Guiding Principles of Family-Driven Care

  1. Families and youth are given accurate, understandable, and complete information necessary to set goals and to make choices for improved planning for individual children and their families.
  2. Families and youth, providers and administrators embrace the concept of sharing decision-making and responsibility for outcomes with providers.
  3. Families and youth are organized to collectively use their knowledge and skills as a force for systems transformation.
  4. Families and family-run organizations engage in peer support activities to reduce isolation, gather and disseminate accurate information, and strengthen the family voice.
  5. Families and family-run organizations provide direction for decisions that impact funding for services, treatments, and supports.
  6. Providers take the initiative to change practice from provider-driven to family-driven.
  7. Administrators allocate staff, training, support and resources to make family-driven practice work at the point where services and supports are delivered to children, youth, and families.
  8. Community attitude change efforts focus on removing barriers and discrimination created by stigma.
  9. Communities embrace, value, and celebrate the diverse cultures of their children, youth, and families.
  10. Everyone who connects with children, youth, and families continually advances their own cultural and linguistic responsiveness as the population served changes.

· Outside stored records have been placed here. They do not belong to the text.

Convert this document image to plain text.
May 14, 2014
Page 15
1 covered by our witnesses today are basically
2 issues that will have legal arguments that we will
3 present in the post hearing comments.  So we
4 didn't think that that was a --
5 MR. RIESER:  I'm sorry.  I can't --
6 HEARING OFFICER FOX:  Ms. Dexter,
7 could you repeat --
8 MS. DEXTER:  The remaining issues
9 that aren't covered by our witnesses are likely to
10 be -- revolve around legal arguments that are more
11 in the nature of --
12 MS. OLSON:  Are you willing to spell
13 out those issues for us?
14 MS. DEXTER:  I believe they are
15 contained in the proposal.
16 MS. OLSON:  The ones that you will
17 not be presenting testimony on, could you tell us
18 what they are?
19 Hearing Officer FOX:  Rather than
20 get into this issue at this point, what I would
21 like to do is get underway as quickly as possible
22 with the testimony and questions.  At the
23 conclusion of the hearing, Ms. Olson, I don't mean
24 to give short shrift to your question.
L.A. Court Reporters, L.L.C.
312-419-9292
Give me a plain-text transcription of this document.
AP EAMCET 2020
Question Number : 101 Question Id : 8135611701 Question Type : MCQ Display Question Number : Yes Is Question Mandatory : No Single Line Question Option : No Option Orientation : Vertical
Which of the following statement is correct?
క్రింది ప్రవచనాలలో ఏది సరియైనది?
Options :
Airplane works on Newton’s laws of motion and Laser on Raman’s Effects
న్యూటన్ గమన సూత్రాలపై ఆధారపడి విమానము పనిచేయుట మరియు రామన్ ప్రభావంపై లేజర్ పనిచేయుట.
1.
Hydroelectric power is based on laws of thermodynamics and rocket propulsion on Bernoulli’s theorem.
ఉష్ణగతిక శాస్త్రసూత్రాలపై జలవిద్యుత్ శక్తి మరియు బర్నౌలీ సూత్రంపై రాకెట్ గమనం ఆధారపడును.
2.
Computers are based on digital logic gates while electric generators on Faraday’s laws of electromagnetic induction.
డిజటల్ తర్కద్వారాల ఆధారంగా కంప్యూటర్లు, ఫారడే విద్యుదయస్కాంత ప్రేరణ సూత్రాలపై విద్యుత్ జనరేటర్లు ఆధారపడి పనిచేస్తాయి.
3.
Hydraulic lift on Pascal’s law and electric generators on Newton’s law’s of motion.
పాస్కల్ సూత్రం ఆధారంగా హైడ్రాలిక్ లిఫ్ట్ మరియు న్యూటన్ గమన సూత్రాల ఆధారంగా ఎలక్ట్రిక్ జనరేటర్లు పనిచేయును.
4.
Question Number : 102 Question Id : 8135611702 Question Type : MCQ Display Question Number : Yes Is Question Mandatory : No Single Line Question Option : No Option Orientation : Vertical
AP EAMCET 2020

Characteristics of Family-Driven Care

  1. Family and youth experiences, their visions and goals, their perceptions of strengths and needs, and their guidance about what will make them comfortable and steer decision making about all aspects of service and system design, operation, and evaluation.
  2. Family-run organizations receive resources and funds to support and sustain the infrastructure that is essential to insure an independent family voice in their communities, states, tribes, territories, and the nation.
  3. Meetings and service provision happen in culturally and linguistically competent environments where family and youth voices are heard and valued, everyone is respected and trusted, and it is safe for everyone to speak honestly.
  4. Administrators and staff actively demonstrate their partnerships with all families and youth by sharing power, resources, authority, responsibility, and control with them.
  5. Families and youth have access to useful, usable, and understandable information and data, as well as sound professional expertise so they have good information to make decisions.
  6. Funding mechanisms allow families and youth to have choices.
  7. All children, youth, and families have a biological, adoptive, foster, or surrogate family voice advocating on their behalf.

What is Youth-Guided Care?

SAMHSA, The Department of Health and Human Services, Substance Abuse and Mental Health Services Bureau has defined youth-guided care. “Youth are our true experts and primary consumers of systems of care services.  We respect their voice, and youth are equal partners in creating system change at the individual, state, and national level.”